“This is magic.”
Only a child would say something like that while walking the halls of a children’s hospital.
We had just exited the elevator taking us from the registration floor up to the pre-op level for my daughter’s scheduled surgery –a tonsillectomy, a frenotomy (lip-tie cut), and a myringotomy (ear tube replacement).
When we stepped off the elevator onto the next floor, I immediately noticed that the walls were covered in bright images, and as we walked down the hall, every person we encountered wore a genuine smile.
“This is magic,” my daughter said.
“Why yes, it is, honey,” I replied, sounding a bit surprised.
Come to think of it though, being taken aback, well, that was probably the last thing I should have been.
At two years old, my child is pretty intelligent and intuitive.

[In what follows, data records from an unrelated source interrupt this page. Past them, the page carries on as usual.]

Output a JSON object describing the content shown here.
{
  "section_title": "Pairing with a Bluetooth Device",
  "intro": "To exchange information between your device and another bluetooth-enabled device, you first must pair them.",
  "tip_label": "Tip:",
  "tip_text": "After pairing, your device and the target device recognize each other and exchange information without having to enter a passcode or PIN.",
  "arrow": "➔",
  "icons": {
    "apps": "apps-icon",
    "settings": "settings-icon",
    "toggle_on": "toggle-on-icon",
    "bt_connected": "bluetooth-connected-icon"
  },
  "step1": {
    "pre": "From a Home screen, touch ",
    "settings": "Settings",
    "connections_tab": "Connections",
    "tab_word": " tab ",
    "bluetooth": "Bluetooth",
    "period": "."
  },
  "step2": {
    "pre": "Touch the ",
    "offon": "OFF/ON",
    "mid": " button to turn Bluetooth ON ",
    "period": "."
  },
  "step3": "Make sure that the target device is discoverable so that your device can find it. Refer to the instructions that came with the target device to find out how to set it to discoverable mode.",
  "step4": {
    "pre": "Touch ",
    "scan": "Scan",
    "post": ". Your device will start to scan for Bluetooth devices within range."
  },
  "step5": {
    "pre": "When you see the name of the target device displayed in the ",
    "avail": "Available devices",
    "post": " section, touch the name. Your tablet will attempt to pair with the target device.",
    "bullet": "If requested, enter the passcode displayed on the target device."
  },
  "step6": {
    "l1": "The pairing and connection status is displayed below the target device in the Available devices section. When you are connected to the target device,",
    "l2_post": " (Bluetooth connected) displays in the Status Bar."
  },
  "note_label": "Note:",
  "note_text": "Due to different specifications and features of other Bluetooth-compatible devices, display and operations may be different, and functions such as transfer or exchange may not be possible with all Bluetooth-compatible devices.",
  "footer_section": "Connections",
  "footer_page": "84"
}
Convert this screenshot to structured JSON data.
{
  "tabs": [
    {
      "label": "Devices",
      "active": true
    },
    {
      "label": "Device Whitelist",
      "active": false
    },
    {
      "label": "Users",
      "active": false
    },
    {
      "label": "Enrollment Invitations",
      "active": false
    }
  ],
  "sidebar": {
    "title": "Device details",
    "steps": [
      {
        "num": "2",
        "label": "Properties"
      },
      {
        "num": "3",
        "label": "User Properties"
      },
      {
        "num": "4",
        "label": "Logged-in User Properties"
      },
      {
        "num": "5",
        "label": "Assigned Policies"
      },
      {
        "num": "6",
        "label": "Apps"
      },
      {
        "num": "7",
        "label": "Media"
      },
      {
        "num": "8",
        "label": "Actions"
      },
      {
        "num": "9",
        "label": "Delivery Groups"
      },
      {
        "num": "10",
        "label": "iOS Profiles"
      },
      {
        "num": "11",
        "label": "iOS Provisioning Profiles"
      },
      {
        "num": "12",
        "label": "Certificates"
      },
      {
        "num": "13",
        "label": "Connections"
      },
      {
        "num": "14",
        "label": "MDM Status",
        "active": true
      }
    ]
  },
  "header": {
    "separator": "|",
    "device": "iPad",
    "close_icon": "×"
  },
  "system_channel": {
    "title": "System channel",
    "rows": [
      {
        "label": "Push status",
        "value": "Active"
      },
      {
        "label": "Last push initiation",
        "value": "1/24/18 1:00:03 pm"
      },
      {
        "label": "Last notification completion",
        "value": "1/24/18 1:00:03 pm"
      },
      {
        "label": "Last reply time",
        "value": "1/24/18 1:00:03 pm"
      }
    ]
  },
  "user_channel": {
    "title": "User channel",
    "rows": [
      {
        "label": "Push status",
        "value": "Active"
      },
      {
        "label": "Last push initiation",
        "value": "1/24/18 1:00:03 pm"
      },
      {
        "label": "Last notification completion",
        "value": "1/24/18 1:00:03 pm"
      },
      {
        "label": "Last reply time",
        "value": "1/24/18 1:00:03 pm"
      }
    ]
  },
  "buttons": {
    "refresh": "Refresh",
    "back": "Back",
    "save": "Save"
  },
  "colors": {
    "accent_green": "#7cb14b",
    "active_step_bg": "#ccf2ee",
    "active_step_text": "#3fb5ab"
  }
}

While I chuckled a bit after hearing her adorably naive, but authentically positive remark, it wasn’t because what she said was funny; rather because of how impressed I was with her perception of the moment and acceptance of a typically intimidating environment.
As we walked to my daughter’s assigned room, I thought to myself “she is absolutely right,” and while I just looked at her and smiled, here is what I was thinking:
You’re right sweetie, and I cannot believe that at such a challenging time for you and with all you are facing on this day, you are capable of modeling strength and exuding and spreading a semblance of peace.
And, you know what little munchkin?
It is magic you have inside of you that enables you to see this old scary building in such a glorious light.
It is magic that gives you the impressive strength to walk the entry hall “like a boss,” my little boss baby.
It is magic that allows for you to bravely engage and interact with your nurses and specialists without a single tear.
It is magic that gives you the green light to trust your gut and accept this mama’s instruction to go with your medical team into the OR agreeably.
It is the magic inside of you that ignites the magic inside of me permitting me to keep my nerve and to be confidently hopeful and trust that all will be okay.
It is magic that makes up the prayers of everyone that loves you that will help to ensure your arrival on the other side of this procedure healthier and happier than before.
It is the magic that is innate in the hearts and heads of those adults that devote themselves to medical careers for which parents like me will forever be grateful.
It is magic that is ever present in those who occupy roles such as medical administration, support staff, nurses, physician assistants, doctors and surgeons that gives them the mental, physical, and emotional stamina to selflessly help those in need, like you, day after day.
It is magic that they, you, and I can all work together as a “team” toward the same goal — helping in any way we can to promote life because we understand the sanctity of it.
“This is magic.”
I used to think that only a child would say something like that while walking the halls of a children’s hospital, but here I was whispering that to myself as we stepped off the ground floor elevator and proceeded to our car.
As we pulled out of the parking garage of the children’s hospital, I rhetorically questioned: “I wonder how much more magic will happen in that hospital?”
“A lot!” my two-foot-tall sage in the backseat exclaimed.